甲斐 健師; 樋川 智洋; 松谷 悠佑*; 平田 悠歩; 土田 秀次*; 伊東 佑真*; 横谷 明徳*
Communications Chemistry (Internet), 8, p.60_1 - 60_9, 2025/03
被引用回数:1 パーセンタイル:0.00(Chemistry, Multidisciplinary)放射線DNA損傷は、直接効果と間接効果から形成される。直接効果はDNAと放射線の相互作用であり、間接効果はDNAと放射線分解化学種との化学反応である。これまで、直接効果が関与すると、DNAの10塩基対以内(3.4nm程度)に複数の損傷が形成され、修復効率が低下し、生物影響が誘発されると考えられてきた。本研究では、間接効果のみにより誘発されるDNA損傷を定量的に評価した。その結果、生成される確率は1%未満であるが、DNA近傍の水に10数eVのエネルギーが付与されるだけで、複雑なDNA損傷が形成されることが分かった。つまり、放射線とDNAが直接相互作用することなく、DNAの極近傍の水にエネルギーを与えるだけで、後発の生物影響の可能性を排除できなくなる。本研究成果は、低線量放射線影響の理解に役立つ重要な知見の一つとなる。
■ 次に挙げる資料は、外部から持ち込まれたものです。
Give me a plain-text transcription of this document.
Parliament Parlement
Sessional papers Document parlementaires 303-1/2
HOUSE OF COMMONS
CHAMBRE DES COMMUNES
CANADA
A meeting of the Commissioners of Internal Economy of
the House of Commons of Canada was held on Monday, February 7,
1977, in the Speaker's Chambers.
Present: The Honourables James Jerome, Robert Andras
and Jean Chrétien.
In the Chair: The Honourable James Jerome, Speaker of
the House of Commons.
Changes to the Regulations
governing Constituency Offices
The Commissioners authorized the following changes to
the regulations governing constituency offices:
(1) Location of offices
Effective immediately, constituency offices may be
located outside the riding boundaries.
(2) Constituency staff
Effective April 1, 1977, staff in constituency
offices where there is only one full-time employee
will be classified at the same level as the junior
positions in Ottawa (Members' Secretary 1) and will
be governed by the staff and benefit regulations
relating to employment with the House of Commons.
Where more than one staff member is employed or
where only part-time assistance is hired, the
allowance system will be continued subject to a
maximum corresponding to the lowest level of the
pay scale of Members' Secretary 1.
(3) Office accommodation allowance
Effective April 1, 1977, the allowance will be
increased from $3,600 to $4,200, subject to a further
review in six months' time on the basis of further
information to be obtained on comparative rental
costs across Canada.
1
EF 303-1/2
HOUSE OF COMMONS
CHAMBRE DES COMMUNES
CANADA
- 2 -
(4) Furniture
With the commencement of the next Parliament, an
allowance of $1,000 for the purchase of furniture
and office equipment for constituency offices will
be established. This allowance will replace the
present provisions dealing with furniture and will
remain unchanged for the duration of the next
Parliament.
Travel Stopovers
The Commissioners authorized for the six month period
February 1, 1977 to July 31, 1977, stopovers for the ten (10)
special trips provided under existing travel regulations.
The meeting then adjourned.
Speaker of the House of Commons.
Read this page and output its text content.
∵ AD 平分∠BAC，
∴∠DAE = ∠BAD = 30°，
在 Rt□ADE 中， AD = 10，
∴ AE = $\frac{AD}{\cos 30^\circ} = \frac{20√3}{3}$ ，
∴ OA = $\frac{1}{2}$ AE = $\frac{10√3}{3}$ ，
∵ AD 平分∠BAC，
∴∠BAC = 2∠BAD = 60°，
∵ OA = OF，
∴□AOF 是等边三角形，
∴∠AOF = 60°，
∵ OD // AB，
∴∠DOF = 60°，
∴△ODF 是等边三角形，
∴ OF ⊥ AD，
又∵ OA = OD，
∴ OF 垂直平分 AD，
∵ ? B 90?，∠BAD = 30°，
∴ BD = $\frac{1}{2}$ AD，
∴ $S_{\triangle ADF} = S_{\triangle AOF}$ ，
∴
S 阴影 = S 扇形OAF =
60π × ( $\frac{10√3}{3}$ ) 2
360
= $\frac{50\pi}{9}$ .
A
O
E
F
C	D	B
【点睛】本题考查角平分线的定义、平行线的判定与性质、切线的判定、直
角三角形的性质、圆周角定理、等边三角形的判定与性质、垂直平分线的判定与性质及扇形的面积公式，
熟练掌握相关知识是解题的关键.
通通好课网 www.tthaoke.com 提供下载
甲斐 健師; 樋川 智洋; 松谷 悠佑*; 平田 悠歩; 手塚 智哉*; 土田 秀次*; 横谷 明徳*
Scientific Reports (Internet), 14, p.24722_1 - 24722_15, 2024/10
被引用回数:1 パーセンタイル:0.00(Multidisciplinary Sciences)放射線DNA損傷の直接・間接効果を推定するには、水の放射線分解に関する科学的知見が不可欠である。水の放射線分解により生じる二次電子は、この二つの効果に関与する。ここでは、第一原理計算コードを用いて、水への20-30eVのエネルギー付与の結果生じた二次電子のフェムト秒ダイナミクスを計算し、ナノサイズの極微小な空間領域に生成される放射線分解化学種の形成メカニズムを解析した。その結果から、水の放射線分解によって生成される化学種は、付与エネルギーが25eVを超えると数ナノメートルの極微小領域で高密度化し始めることを明らかにした。本研究成果は、細胞死のような生物学的影響を引き起こすと考えられているクラスターDNA損傷の形成について重要な科学的知見となる。
廣瀬 エリ; 横谷 明徳*; 野口 実穂*; Huart, L.*; 鈴木 啓司*
放射線生物研究, 59(2), p.134 - 156, 2024/06
細胞が放射線照射を受けた後、どのようなプロセスをたどって長期期間を経て現れる発がんなどの放射線影響につながるのか、放射線の長期影響をゲノムの構造・機能変化とエネルギー代謝の2つの視点から論じる。放射線によるゲノムへの長期影響の一つとして、ゲノム不安定性が子孫細胞に受け継がれることがわかってきた。X線照射によりX染色体上のHPRT1遺伝子座に欠失を有するヒト細胞のクローン株を樹立し、これらを用いて筆者らが子孫細胞に受け継がれた大規模なDNA欠失を調べたところ、欠失部位の両端にはっきりとした境目がなく、少なくともX染色体上の約130-137 Mbにわたって、DNA欠失部分と残存部分がパッチワーク状に混在していることが分かった。これはX線照射時における細胞核内でのDNAの収納のされ方に依存して、放射線エネルギー付与の空間密度を反映したDSBの分布を示していると考えられる。また、一般に考えられている1Gyあたり約40個/細胞に生じるDSBの頻度を考慮すると、非DSB型クラスターDNA損傷の塩基除去修復によって引き起こされる 二次的なDSBに起因する欠失も生じたと考えられる。さらに、複雑なDNA欠失パターンがゲノム全体の機能に及ぼす影響を、遺伝子発現を指標に調べたところ、遺伝子発現変動は大規模欠失領域の近傍だけでなくDNA欠失が位置するX染色体全域に及んでいた。これは、二次的なDSBに伴うCTCF結合サイトの欠失が要因であることを示唆している。他方、放射線照射後に細胞周期から離脱し細胞周期を不可逆的に停止した細胞(放射線誘発早期老化細胞)の場合、放射線の長期影響がエネルギー代謝に現れる。放射線誘発早期老化細胞は、細胞周期が回転しないため、DNA合成や細胞分裂に必要なエネルギーは不要で、このため、正常細胞と比較してエネルギー代謝活性は、一見、低いと予想されがちである。しかし、ミトコンドリアの膜電位差を通じて代謝活性を調べたところ、放射線誘発早期老化細胞では、代謝活性が上昇する様子が観察され、代謝活性化に伴うATP量の増加も合わせて報告された。ミトコンドリア活性の亢進に伴い生産された活性酸素種が近傍の細胞の損傷を誘発すると考えられることから、放射線誘発早期老化細胞は長期にわたって周囲の正常細胞にも影響を与えることが予想される。本稿ではこのような、長い時間が経っても残り続ける放射線の"爪痕"について論じる。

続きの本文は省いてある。